Doing bankrupts a favour

Doing bankrupts a favour

Early discharge from bankruptcy under the Enterprise Act is making it a soft option. But is the system working?

It cannot have escaped anybody’s notice that bankruptcy numbers in the UK have soared. According to figures from the OPEI, 36,000 people were declared bankrupt in 2004, an increase of 28% on the previous year.

Figures published earlier this month highlighted 10,091 bankruptcies in the first quarter of 2005, a 2.8% increase on the previous quarter and up almost 25% on the corresponding quarter of last year.

That upward trend is set to continue, raising questions about the effectiveness of the existing insolvency regime, and the Enterprise Act in particular.

It’s just over a year since the introduction of personal insolvency provisions of the Enterprise Act, and a number of interesting trends have emerged.

The rise in bankruptcies can be attributed to a number of factors, and although detailed analysis is needed to determine the relative effects of these, one significant reason for this is that the Enterprise Act introduced an updated approach to bankruptcy, which effectively made the procedure more appealing to debtors.

This may be more perception than reality – after all, the powers and duties of trustees in bankruptcy changed little under the new provisions. But a survey conducted by KPMG clearly shows that the stigma of bankruptcy, while still there, is fading fast.

In particular, the early discharge from bankruptcy – now potentially after only a few months as against three years under the old rules – is helping to make bankruptcy more attractive as a means of resolving personal debt problems.

The survey also highlighted a clear trend towards more people making themselves bankrupt, as opposed to being forced into bankruptcy by a creditor.

More than two thirds of all bankruptcies now result from people bankrupting themselves – the highest proportion ever. A key driver of this must be the trend towards bankruptcy being seen as a more acceptable way of dealing with debt difficulties.

A ‘once in a lifetime’ event occurred on 1 April 2005. According to our calculations, more than 42,000 bankrupts were automatically discharged on that day because of transitional provisions in the Enterprise Act.

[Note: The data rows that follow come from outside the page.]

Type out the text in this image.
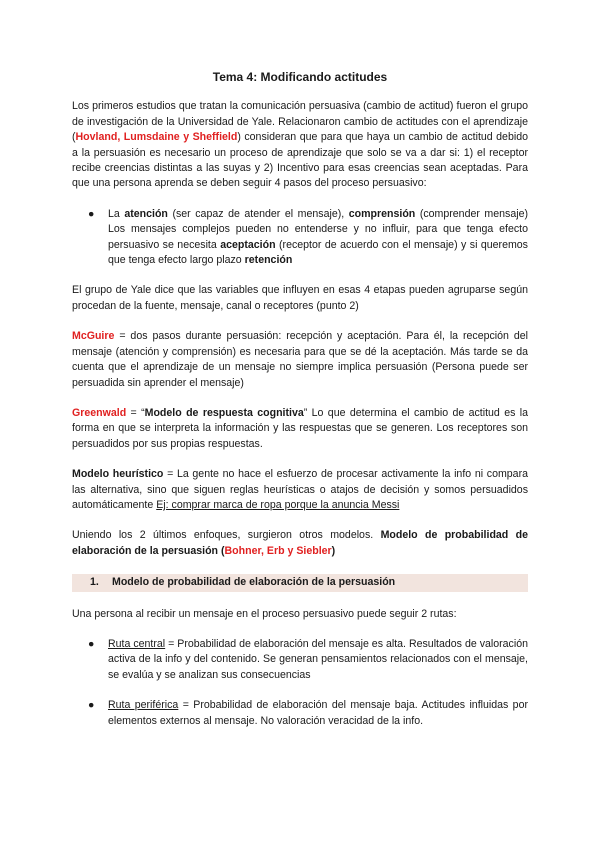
Tema 4: Modificando actitudes

Los primeros estudios que tratan la comunicación persuasiva (cambio de actitud) fueron el grupo de investigación de la Universidad de Yale. Relacionaron cambio de actitudes con el aprendizaje (Hovland, Lumsdaine y Sheffield) consideran que para que haya un cambio de actitud debido a la persuasión es necesario un proceso de aprendizaje que solo se va a dar si: 1) el receptor recibe creencias distintas a las suyas y 2) Incentivo para esas creencias sean aceptadas. Para que una persona aprenda se deben seguir 4 pasos del proceso persuasivo:

● La atención (ser capaz de atender el mensaje), comprensión (comprender mensaje) Los mensajes complejos pueden no entenderse y no influir, para que tenga efecto persuasivo se necesita aceptación (receptor de acuerdo con el mensaje) y si queremos que tenga efecto largo plazo retención

El grupo de Yale dice que las variables que influyen en esas 4 etapas pueden agruparse según procedan de la fuente, mensaje, canal o receptores (punto 2)

McGuire = dos pasos durante persuasión: recepción y aceptación. Para él, la recepción del mensaje (atención y comprensión) es necesaria para que se dé la aceptación. Más tarde se da cuenta que el aprendizaje de un mensaje no siempre implica persuasión (Persona puede ser persuadida sin aprender el mensaje)

Greenwald = “Modelo de respuesta cognitiva” Lo que determina el cambio de actitud es la forma en que se interpreta la información y las respuestas que se generen. Los receptores son persuadidos por sus propias respuestas.

Modelo heurístico = La gente no hace el esfuerzo de procesar activamente la info ni compara las alternativa, sino que siguen reglas heurísticas o atajos de decisión y somos persuadidos automáticamente Ej: comprar marca de ropa porque la anuncia Messi

Uniendo los 2 últimos enfoques, surgieron otros modelos. Modelo de probabilidad de elaboración de la persuasión (Bohner, Erb y Siebler)

1. Modelo de probabilidad de elaboración de la persuasión

Una persona al recibir un mensaje en el proceso persuasivo puede seguir 2 rutas:

● Ruta central = Probabilidad de elaboración del mensaje es alta. Resultados de valoración activa de la info y del contenido. Se generan pensamientos relacionados con el mensaje, se evalúa y se analizan sus consecuencias
● Ruta periférica = Probabilidad de elaboración del mensaje baja. Actitudes influidas por elementos externos al mensaje. No valoración veracidad de la info.
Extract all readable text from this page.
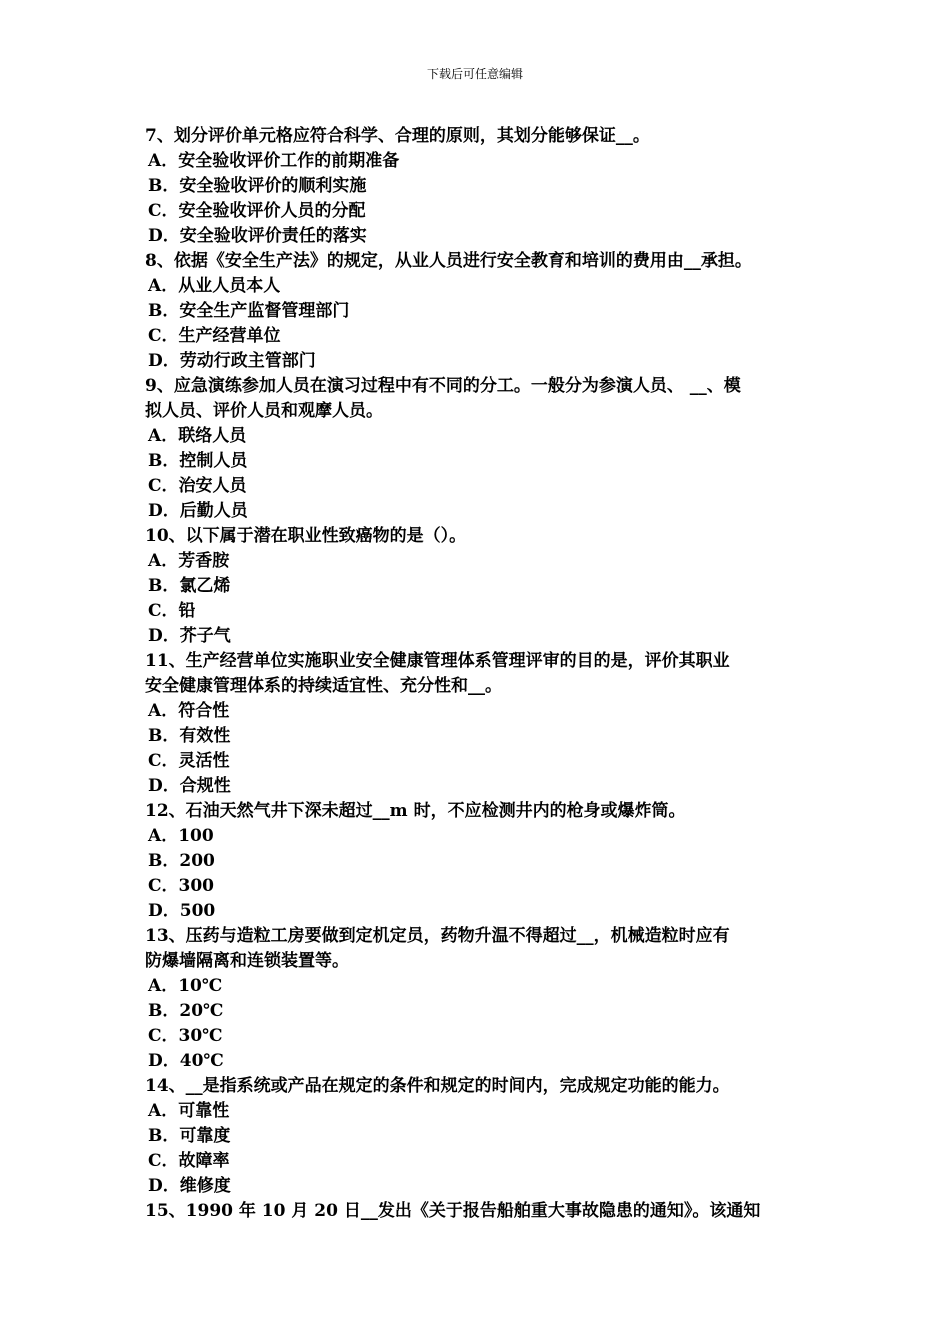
下载后可任意编辑
7、划分评价单元格应符合科学、合理的原则，其划分能够保证__。
A．安全验收评价工作的前期准备
B．安全验收评价的顺利实施
C．安全验收评价人员的分配
D．安全验收评价责任的落实
8、依据《安全生产法》的规定，从业人员进行安全教育和培训的费用由__承担。
A．从业人员本人
B．安全生产监督管理部门
C．生产经营单位
D．劳动行政主管部门
9、应急演练参加人员在演习过程中有不同的分工。一般分为参演人员、 __、模
拟人员、评价人员和观摩人员。
A．联络人员
B．控制人员
C．治安人员
D．后勤人员
10、以下属于潜在职业性致癌物的是（）。
A．芳香胺
B．氯乙烯
C．铅
D．芥子气
11、生产经营单位实施职业安全健康管理体系管理评审的目的是，评价其职业
安全健康管理体系的持续适宜性、充分性和__。
A．符合性
B．有效性
C．灵活性
D．合规性
12、石油天然气井下深未超过__m 时，不应检测井内的枪身或爆炸筒。
A．100
B．200
C．300
D．500
13、压药与造粒工房要做到定机定员，药物升温不得超过__，机械造粒时应有
防爆墙隔离和连锁装置等。
A．10℃
B．20℃
C．30℃
D．40℃
14、__是指系统或产品在规定的条件和规定的时间内，完成规定功能的能力。
A．可靠性
B．可靠度
C．故障率
D．维修度
15、1990 年 10 月 20 日__发出《关于报告船舶重大事故隐患的通知》。该通知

Most people made bankrupt under the old rules, who would typically have stayed bankrupt for three years, were discharged from bankruptcy after just one year of the Act coming into force.

The aim of the earlier discharge for bankruptcy (in months rather than years) was to meet the government’s ideal of rehabilitating ‘innocent’ debtors and encouraging them to contribute once more to the economy as soon as possible. Our survey found that 56% of the general public still believe there is a social stigma associated with bankruptcy.

That figure is high, but it is well below an equivalent result in a survey conducted by KPMG two years ago.

One unfortunate but inevitable consequence of the new legislation is that some ‘culpable’ bankrupts have escaped punishment this year due to human rights legislation.

The Enterprise Act introduced Bankruptcy Restrictions Orders and Undertakings to help deal with ‘culpable’ bankrupts – those who in the eyes of the law have contributed to their own bankruptcy or who have been involved in one or more wrongdoings. These orders and undertakings can impose weighty restrictions, including a 15-year ban on running a business for the worst offenders, where the debtor’s conduct has been dishonest or they were in some way to blame for their bankruptcy.

But human rights legislation means that wrongdoings that took place before 1 April 2004 cannot be taken into account in determining whether or not an order should be made or an undertaking sought.

This potentially means that thousands of bankrupts have avoided the imposition of an order or have not been required to enter into an undertaking.

So far only 12 orders and undertakings have been sought, although more are in the pipeline. I fully expect that, in due course, the numbers of these orders and undertakings will be measured in the thousands each year.

Another provision of the Enterprise Act was the introduction of the fast-track voluntary arrangement (FTVA), designed to offer a simpler and less costly alternative to the traditional individual voluntary arrangement (IVA).

Under an FTVA, the official receiver is empowered to put debtors’ proposals to creditors for what is effectively a scheme or compromise. The benefit for debtors is that, although initially they would be subject to the bankruptcy process, their bankruptcies would automatically be annulled if an FTVA was approved.

Only a very small handful of FTVAs have been implemented since April 2004, however. Meanwhile, the number of traditional IVAs has increased by 50%. So far, FTVAs have spectacularly failed to have any impact or to achieve the economies of scale envisaged when the idea was first floated several years ago.

As is often the case, the UK seems to be following US trends in bankruptcy matters. Thankfully we have some considerable way to go before the UK matches the 1.6 million personal insolvencies that occur each year on the other side of the pond.

The various measures contained in the Enterprise Act, most of which are designed to rehabilitate bankrupts sooner rather than later, were certainly drawn from the US example.

Interestingly, since the Enterprise Act came into force in the UK, steps have been taken in the US to tighten some aspects of personal insolvency law. Those in the US who have, for some time, held the view that their personal insolvency laws have moved too far towards the debtor are at last having their voices heard.